The last AMD roadmap we saw described Ontario, a 32-nm "accelerated processing unit" with two cores, 1MB of cache, support for DDR3 memory, and a built-in graphics processor. We haven't heard much about this future product since then, but today, Fudzilla claims AMD now intends to build that product on a 40-nm bulk silicon process.

Using that type of process might allow AMD to more easily integrate a GPU into the same die as the processor. However, since current AMD CPUs use silicon-on-insulator technology, a retooling of the processor design would also be in order.

Fudzilla says that's also on the menu. AMD will reportedly base Ontario on its next-generation Bobcat processor architecture, the low-power sidekick of Bulldozer. We first heard about Bobcat way back in July 2007; back then, AMD talked of a processor designed from the ground up for "mobile, ultra-mobile and consumer electronics" and tweaked to "scale as low as 1 watt."
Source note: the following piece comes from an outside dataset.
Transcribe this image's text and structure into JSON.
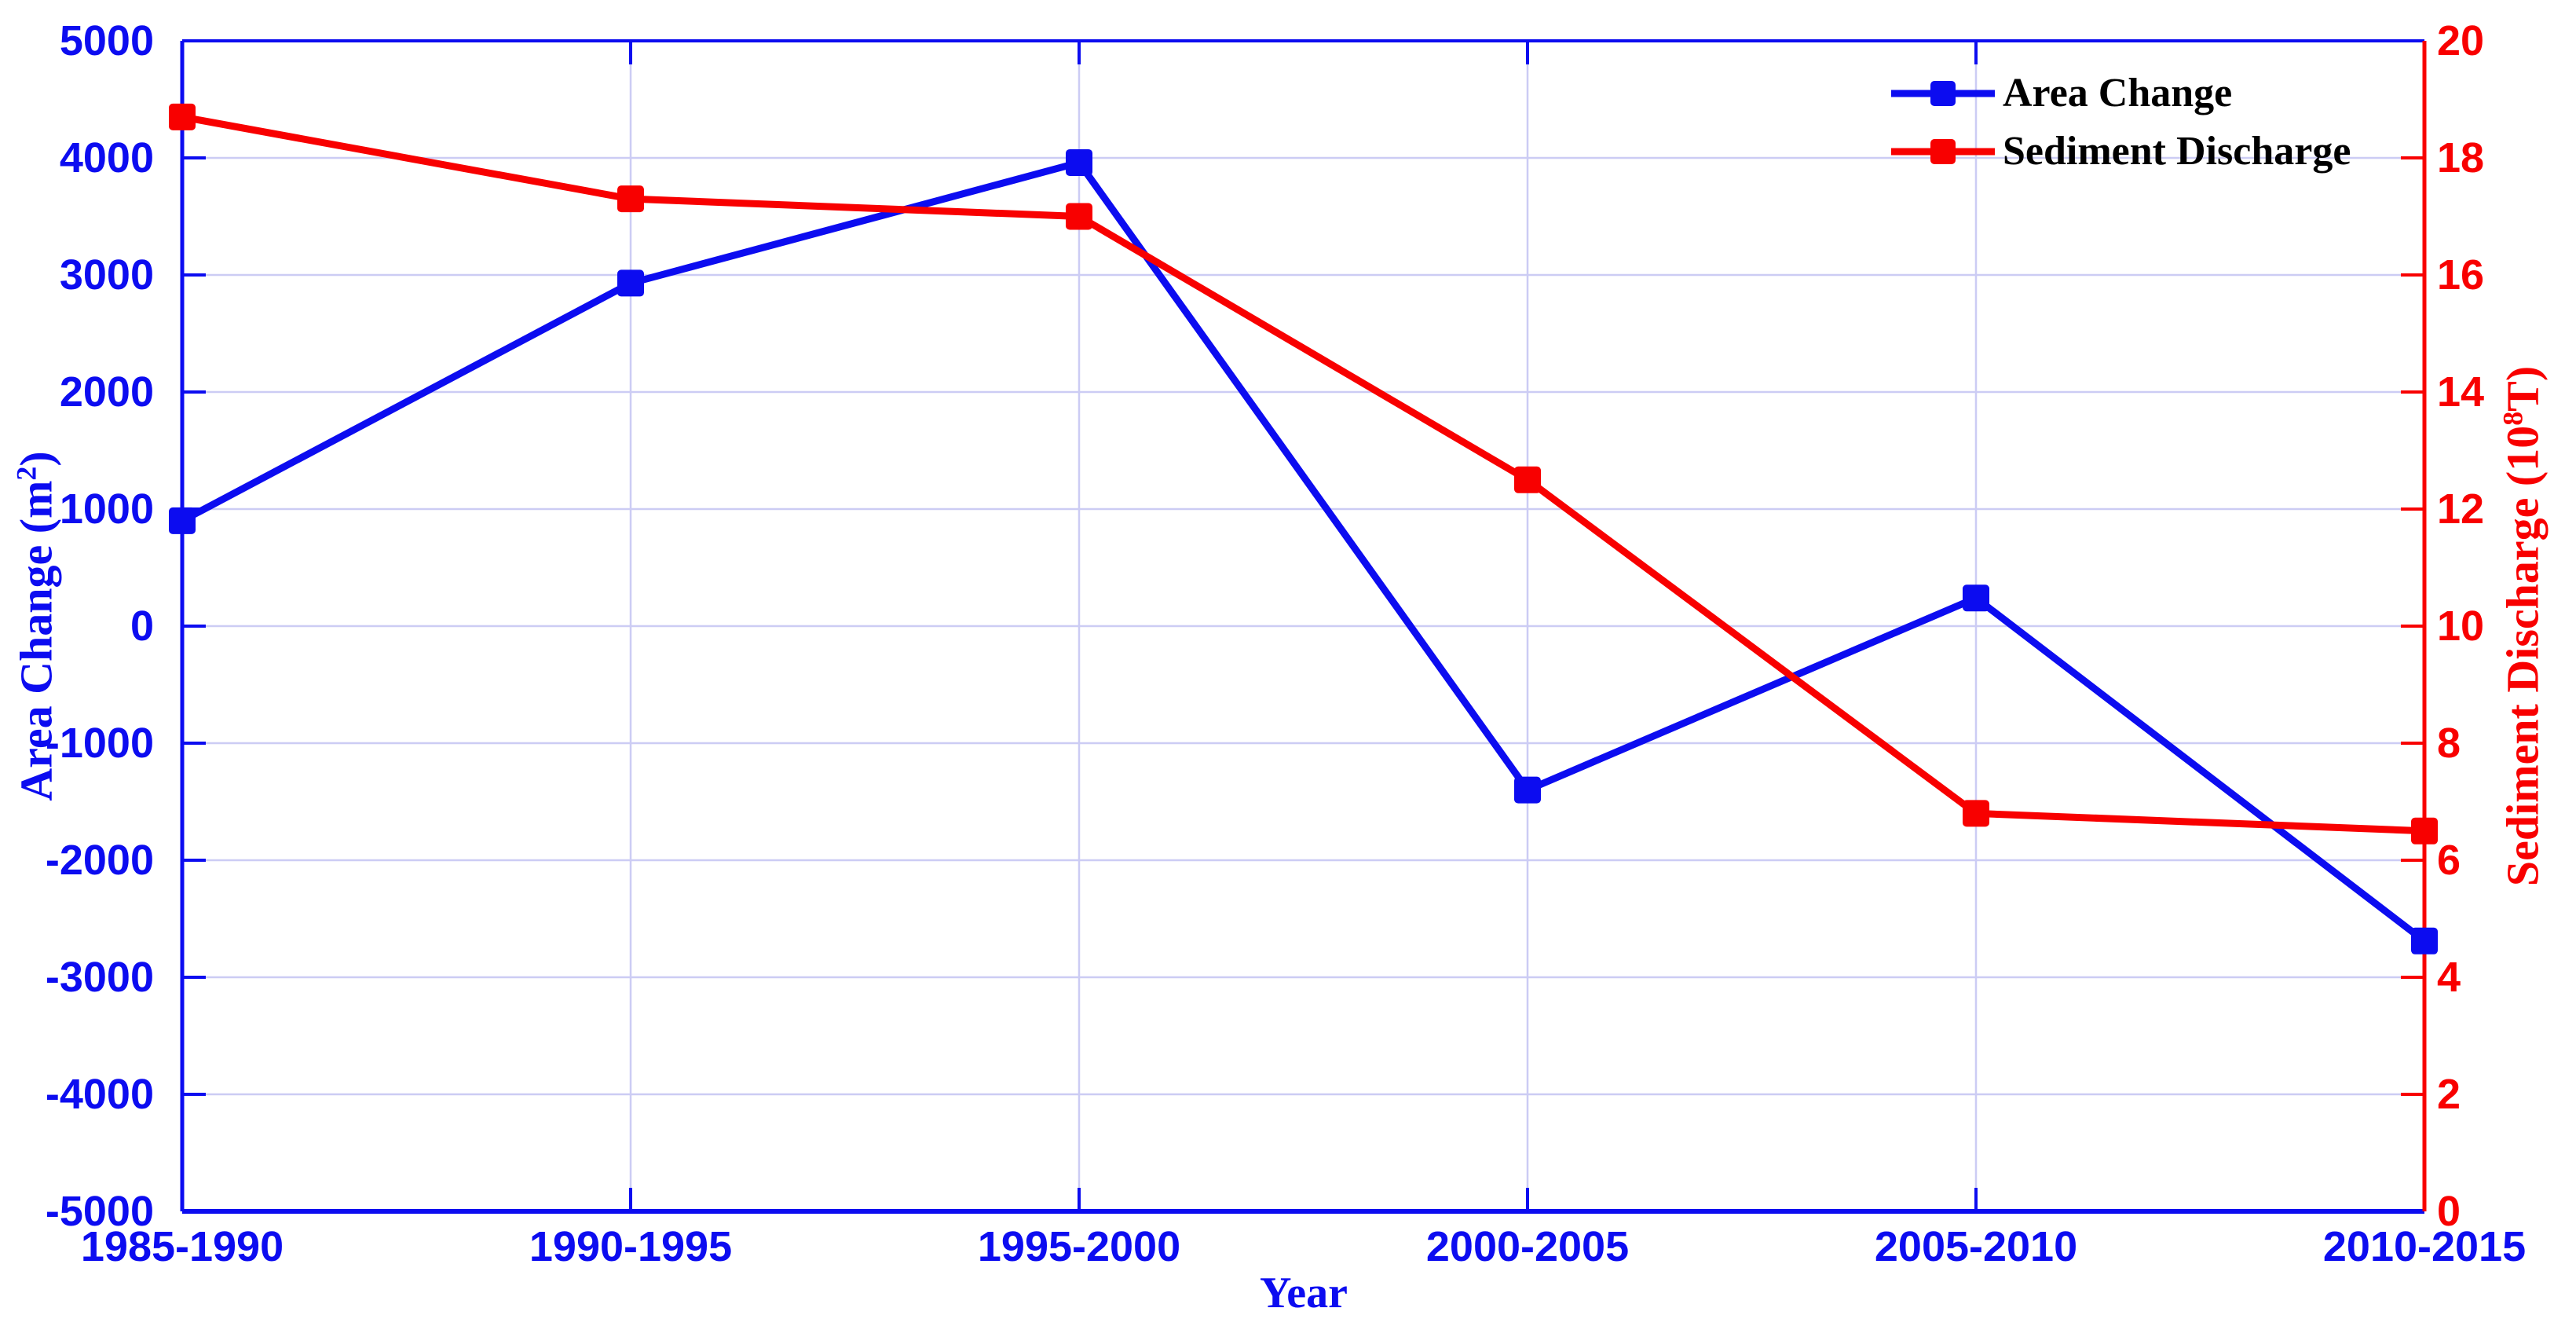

Intel's Atom CPU also fits that description—and as you might recall, Intel recently partnered up with TSMC to port the processor to a bulk silicon process. Fudzilla's story therefore doesn't sound all that unbelievable. It doesn't answer the question of whose bulk 40-nm process AMD will choose, though.  TSMC already fabs AMD's graphics processors, and GlobalFoundries was recently chosen by STMicroelectronics for the production of unannounced devices.